Contrary to the misinformation of the Minister, Sinn Féin is not against the Croí Cónaithe grant scheme; we have never opposed it. We have said from the outset that is badly designed, underfunded and lacks ambition. We just have a better proposal that would put a far greater number of derelict and vacant properties back into use, including for people to purchase in towns and villages, but, of course, the Minister would much prefer to misrepresent us than acknowledge that his own scheme, which has now changed twice, is simply not fit for purpose.

I have considerable sympathy for some of the arguments I have heard to date with respect to planning. Certain rural areas are in decline. It is not only that their populations are stagnating but their populations are falling. That is happening in villages, small towns and countryside areas. It is a scandal that a working group has spent six years preparing the new rural planning guidelines which are not yet published. Even worse, all of our local authorities, including those in Kerry, Limerick and Cork, have completed their development plan reviews without having those guidelines which creates uncertainty for planners in our local authorities, for communities as well as for individuals trying to get access to homes in a way that is sustainable. The people who live in rural Ireland are the ones who have the greatest vested interest in good-quality sustainable planning, yet Government policy is militating against that. My understanding is those draft planning guidelines were ready over two years ago but because of divisions on the backbenches of Fianna Fáil and Fine Gael, they have yet to be published. I eagerly await their publication by the Minister.

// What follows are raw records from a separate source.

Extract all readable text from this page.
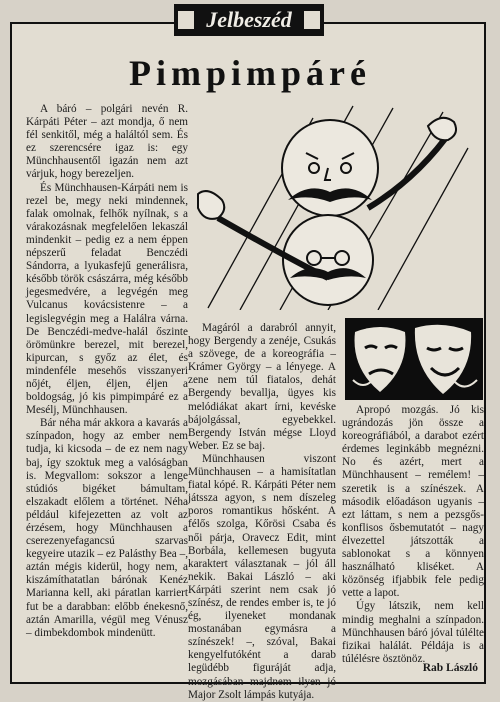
Jelbeszéd
Pimpimpáré

A báró – polgári nevén R. Kárpáti Péter – azt mondja, ő nem fél senkitől, még a haláltól sem. És ez szerencsére igaz is: egy Münchhausentől igazán nem azt várjuk, hogy berezeljen.

És Münchhausen-Kárpáti nem is rezel be, megy neki mindennek, falak omolnak, felhők nyílnak, s a várakozásnak megfelelően lekaszál mindenkit – pedig ez a nem éppen népszerű feladat Benczédi Sándorra, a lyukasfejű generálisra, később török császárra, még később jegesmedvére, a legvégén meg Vulcanus kovácsistenre – a legislegvégin meg a Halálra várna. De Benczédi-medve-halál őszinte örömünkre berezel, mit berezel, kipurcan, s győz az élet, és mindenféle mesehős visszanyeri nőjét, éljen, éljen, éljen a boldogság, jó kis pimpimpáré ez a Mesélj, Münchhausen.

Bár néha már akkora a kavarás a színpadon, hogy az ember nem tudja, ki kicsoda – de ez nem nagy baj, így szoktuk meg a valóságban is. Megvallom: sokszor a lenge stúdiós bigéket bámultam, elszakadt előlem a történet. Néha például kifejezetten az volt az érzésem, hogy Münchhausen a cserezenyefagancsú szarvas kegyeire utazik – ez Palásthy Bea –, aztán mégis kiderül, hogy nem, a kiszámíthatatlan bárónak Kenéz Marianna kell, aki páratlan karriert fut be a darabban: előbb énekesnő, aztán Amarilla, végül meg Vénusz – dimbekdombok mindenütt.

Magáról a darabról annyit, hogy Bergendy a zenéje, Csukás a szövege, de a koreográfia – Krámer György – a lényege. A zene nem túl fiatalos, dehát Bergendy bevallja, ügyes kis melódiákat akart írni, kevéske bájolgással, egyebekkel. Bergendy István mégse Lloyd Weber. Ez se baj.

Münchhausen viszont Münchhausen – a hamisítatlan fiatal kópé. R. Kárpáti Péter nem játssza agyon, s nem díszeleg poros romantikus hősként. A félős szolga, Kőrösi Csaba és női párja, Oravecz Edit, mint Borbála, kellemesen bugyuta karaktert választanak – jól áll nekik. Bakai László – aki Kárpáti szerint nem csak jó színész, de rendes ember is, te jó ég, ilyeneket mondanak mostanában egymásra a színészek! –, szóval, Bakai kengyelfutóként a darab legüdébb figuráját adja, mozgásában majdnem ilyen jó Major Zsolt lámpás kutyája.

Apropó mozgás. Jó kis ugrándozás jön össze a koreográfiából, a darabot ezért érdemes leginkább megnézni. No és azért, mert a Münchhausent – remélem! – szeretik is a színészek. A második előadáson ugyanis – ezt láttam, s nem a pezsgős-konflisos ősbemutatót – nagy élvezettel játszották a sablonokat s a könnyen használható kliséket. A közönség ifjabbik fele pedig vette a lapot.

Úgy látszik, nem kell mindig meghalni a színpadon. Münchhausen báró jóval túlélte fizikai halálát. Példája is a túlélésre ösztönöz.

Rab László
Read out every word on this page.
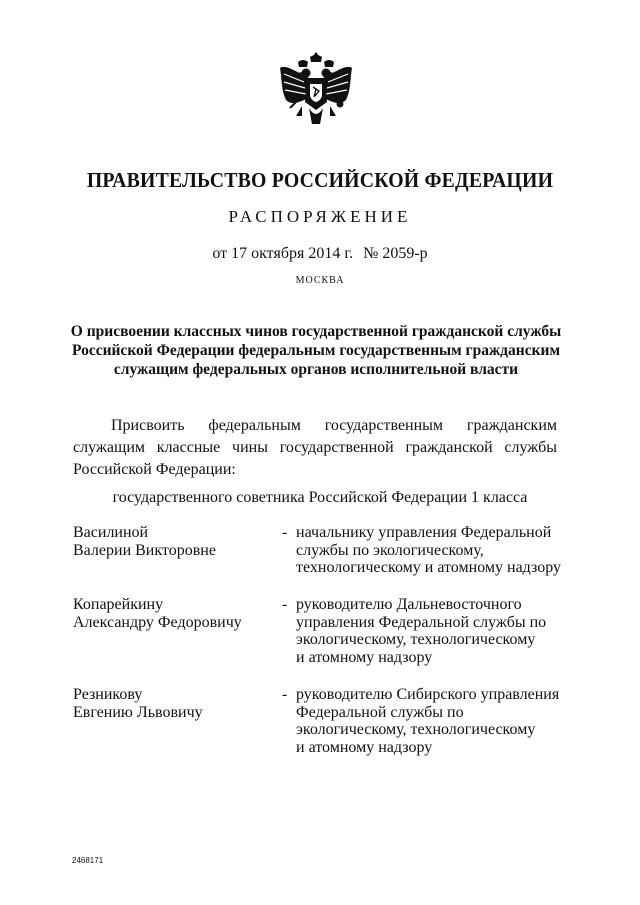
ПРАВИТЕЛЬСТВО РОССИЙСКОЙ ФЕДЕРАЦИИ
РАСПОРЯЖЕНИЕ
от 17 октября 2014 г. № 2059-р
МОСКВА
О присвоении классных чинов государственной гражданской службы
Российской Федерации федеральным государственным гражданским
служащим федеральных органов исполнительной власти
Присвоить федеральным государственным гражданским служащим классные чины государственной гражданской службы Российской Федерации:
государственного советника Российской Федерации 1 класса
Василиной
Валерии Викторовне
- начальнику управления Федеральной
службы по экологическому,
технологическому и атомному надзору
Копарейкину
Александру Федоровичу
- руководителю Дальневосточного
управления Федеральной службы по
экологическому, технологическому
и атомному надзору
Резникову
Евгению Львовичу
- руководителю Сибирского управления
Федеральной службы по
экологическому, технологическому
и атомному надзору
2468171
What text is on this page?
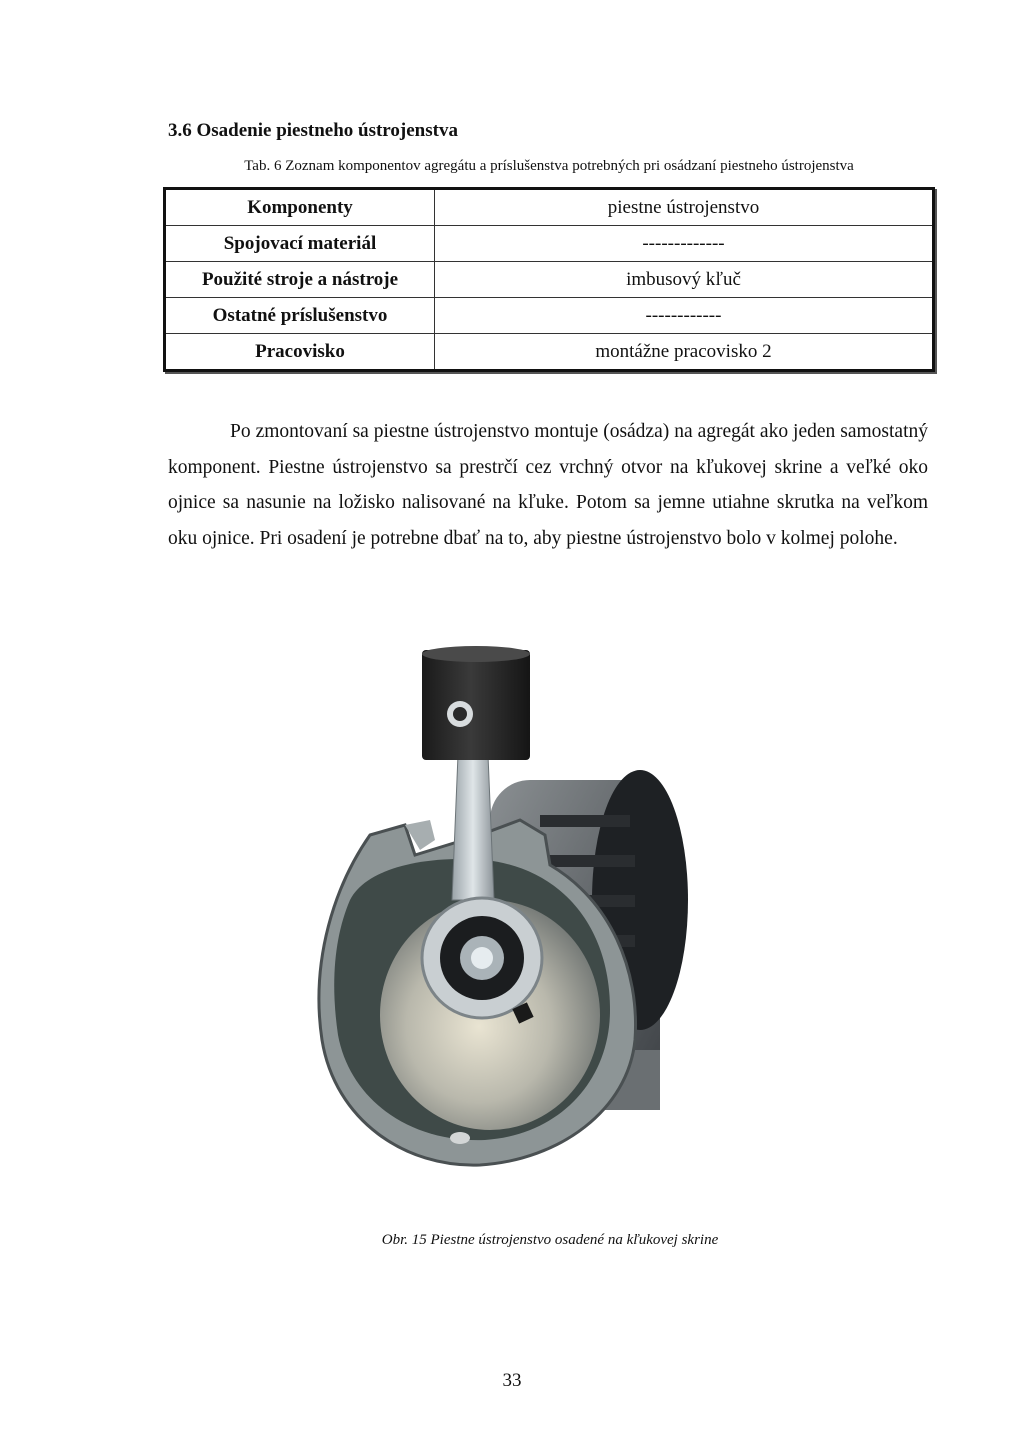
3.6 Osadenie piestneho ústrojenstva

Tab. 6 Zoznam komponentov agregátu a príslušenstva potrebných pri osádzaní piestneho ústrojenstva

Komponenty	piestne ústrojenstvo
Spojovací materiál	-------------
Použité stroje a nástroje	imbusový kľuč
Ostatné príslušenstvo	------------
Pracovisko	montážne pracovisko 2

Po zmontovaní sa piestne ústrojenstvo montuje (osádza) na agregát ako jeden samostatný komponent. Piestne ústrojenstvo sa prestrčí cez vrchný otvor na kľukovej skrine a veľké oko ojnice sa nasunie na ložisko nalisované na kľuke. Potom sa jemne utiahne skrutka na veľkom oku ojnice. Pri osadení je potrebne dbať na to, aby piestne ústrojenstvo bolo v kolmej polohe.

Obr. 15 Piestne ústrojenstvo osadené na kľukovej skrine
33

The real irony of Government policy in this respect is that, on the one hand, particularly in proximity to cities and towns, Government wants to restrict planning in the perimeter areas but, at the same time, Government is failing to provide affordable housing or affordable housing options in those towns and villages. Government cannot have it at both ways and it needs to act.

Sinn Féin has real alternatives. Increasing the targets and funding for social and affordable homes in rural and urban areas is absolutely key. The affordable housing fund could be used in really innovative ways, particularly in countryside areas to facilitate people who want to build their own homes in small sustainable clusters so they can live, work and continue to be part of those rural communities. We could have a much more proactive vacancy strategy with the local authorities taking the lead, not just for social housing but also for affordable rental and affordable purchase housing with the grant option that is necessary. Instead of delivering fewer than 600 vacant and derelict homes that are targeted under this Government scheme, a target of 2,000 over the next three years, we could be bringing in at least 4,000 vacant and derelict homes predominantly in towns and villages in rural counties every single year. That is what we need.

We also need specific plans in those countryside areas, in particular rural Gaeltachtaí where local authorities are able to give clear guidance to communities as to how they can sustain and grow their populations. I talk to a significant number of Gaeltacht planning officers as well as people living in those communities who desperately want this strategy to sustain and grow their communities.

Nobody has talked about the small and medium-sized builder. In the main, other than self-built houses, the vast majority of homes in rural areas are built by small builders. I talk to builders right across the country on a regular basis. They cannot access finance because Home Building Finance Ireland is a mess and the planning process is taking too long.